His plans to continue on the touchline are inspired by Darren Cann, who is still running the line in the Premier League at 51 years old. Cann was one of Howard Webb’s assistant referees in the 2010 FIFA World Cup Final and the 2010 UEFA Champions League Final. Wienckowski last met up with Cann in England while visiting his wife’s family at Christmas.
Although keeping his mind and body fresh is harder during this unprecedented time, Wienckowski is maintaining his fitness, watching and playing soccer with his family, and completing theoretical exercises from PRO, while juggling pandemic mandated home-schooling for his son and stepson.
“We all have a passion for the Premier League in our house. They’ve been showing loads of Premier League reruns from other seasons and we are enjoying watching those as it’s amazing how much you learn from watching those games as a referee.
“MLS is catching up with the rest of the world now, and hopefully I’ll get some more opportunities to work with my friends and some of the officials I’ve brought up. Corey Parker [current PRO and FIFA AR] was one of the kids that I taught and mentored in the Baltimore area when he was a young referee coming through the system.
“I’d love to do a big MLS game with him; we’ve done some together in different countries, spending 13 days in Saudi Arabia to officiate the Saudi Professional League. While we were there [in January 2018], Saudi women were allowed into a professional football match for the first time.
“Doing all this with somebody who is a great friend makes it even more meaningful.”
Wienckowski made his final FIFA bow in November as Ecuador and Colombia faced off at the Red Bull Arena with his close family and friends in the crowd – his boys obtaining permission from school to leave early and get the train to Newark, NJ.

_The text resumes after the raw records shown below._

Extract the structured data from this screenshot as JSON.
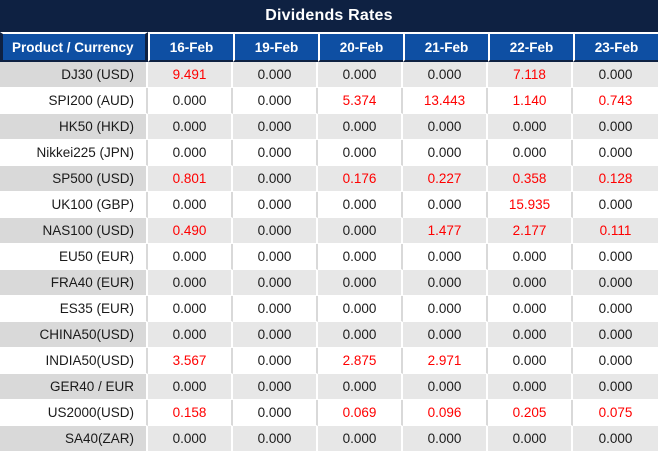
{
  "title": "Dividends Rates",
  "colors": {
    "title_bg": "#0e2142",
    "header_bg": "#0e4fa3",
    "label_gray": "#d9d9d9",
    "value_gray": "#e7e7e7",
    "nonzero_value": "#ff0000",
    "zero_value": "#1c1c1c"
  },
  "table": {
    "product_header": "Product / Currency",
    "date_headers": [
      "16-Feb",
      "19-Feb",
      "20-Feb",
      "21-Feb",
      "22-Feb",
      "23-Feb"
    ],
    "rows": [
      {
        "product": "DJ30 (USD)",
        "values": [
          "9.491",
          "0.000",
          "0.000",
          "0.000",
          "7.118",
          "0.000"
        ]
      },
      {
        "product": "SPI200 (AUD)",
        "values": [
          "0.000",
          "0.000",
          "5.374",
          "13.443",
          "1.140",
          "0.743"
        ]
      },
      {
        "product": "HK50 (HKD)",
        "values": [
          "0.000",
          "0.000",
          "0.000",
          "0.000",
          "0.000",
          "0.000"
        ]
      },
      {
        "product": "Nikkei225 (JPN)",
        "values": [
          "0.000",
          "0.000",
          "0.000",
          "0.000",
          "0.000",
          "0.000"
        ]
      },
      {
        "product": "SP500 (USD)",
        "values": [
          "0.801",
          "0.000",
          "0.176",
          "0.227",
          "0.358",
          "0.128"
        ]
      },
      {
        "product": "UK100 (GBP)",
        "values": [
          "0.000",
          "0.000",
          "0.000",
          "0.000",
          "15.935",
          "0.000"
        ]
      },
      {
        "product": "NAS100 (USD)",
        "values": [
          "0.490",
          "0.000",
          "0.000",
          "1.477",
          "2.177",
          "0.111"
        ]
      },
      {
        "product": "EU50 (EUR)",
        "values": [
          "0.000",
          "0.000",
          "0.000",
          "0.000",
          "0.000",
          "0.000"
        ]
      },
      {
        "product": "FRA40 (EUR)",
        "values": [
          "0.000",
          "0.000",
          "0.000",
          "0.000",
          "0.000",
          "0.000"
        ]
      },
      {
        "product": "ES35 (EUR)",
        "values": [
          "0.000",
          "0.000",
          "0.000",
          "0.000",
          "0.000",
          "0.000"
        ]
      },
      {
        "product": "CHINA50(USD)",
        "values": [
          "0.000",
          "0.000",
          "0.000",
          "0.000",
          "0.000",
          "0.000"
        ]
      },
      {
        "product": "INDIA50(USD)",
        "values": [
          "3.567",
          "0.000",
          "2.875",
          "2.971",
          "0.000",
          "0.000"
        ]
      },
      {
        "product": "GER40 / EUR",
        "values": [
          "0.000",
          "0.000",
          "0.000",
          "0.000",
          "0.000",
          "0.000"
        ]
      },
      {
        "product": "US2000(USD)",
        "values": [
          "0.158",
          "0.000",
          "0.069",
          "0.096",
          "0.205",
          "0.075"
        ]
      },
      {
        "product": "SA40(ZAR)",
        "values": [
          "0.000",
          "0.000",
          "0.000",
          "0.000",
          "0.000",
          "0.000"
        ]
      }
    ]
  }
}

This came just two months after running the line for Brazil against Colombia in Miami in a game loaded with world-class talent. Seeing players of this caliber close up for one final time made for an occasion Wienckowski ranks amongst his favorite moments in his FIFA career. A memory he will treasure as much as his early recollections of a remarkable journey that started when he first picked up a whistle 25 years ago.
“One of the best things in my soccer career was when I was able to share these experiences with those most important to me.
“I want to say thanks to so many people for their support, like my mentor Rob Fereday [former FIFA AR], Paul Tamberino [former FIFA AR and MLS Referee], Joe Manfre [former MISL official and college officiating assignor], and my wife and my family.
“Without my family’s patience, support, and willingness to take care of things at home while I was away, I wouldn’t have been able to experience or achieve any of this.”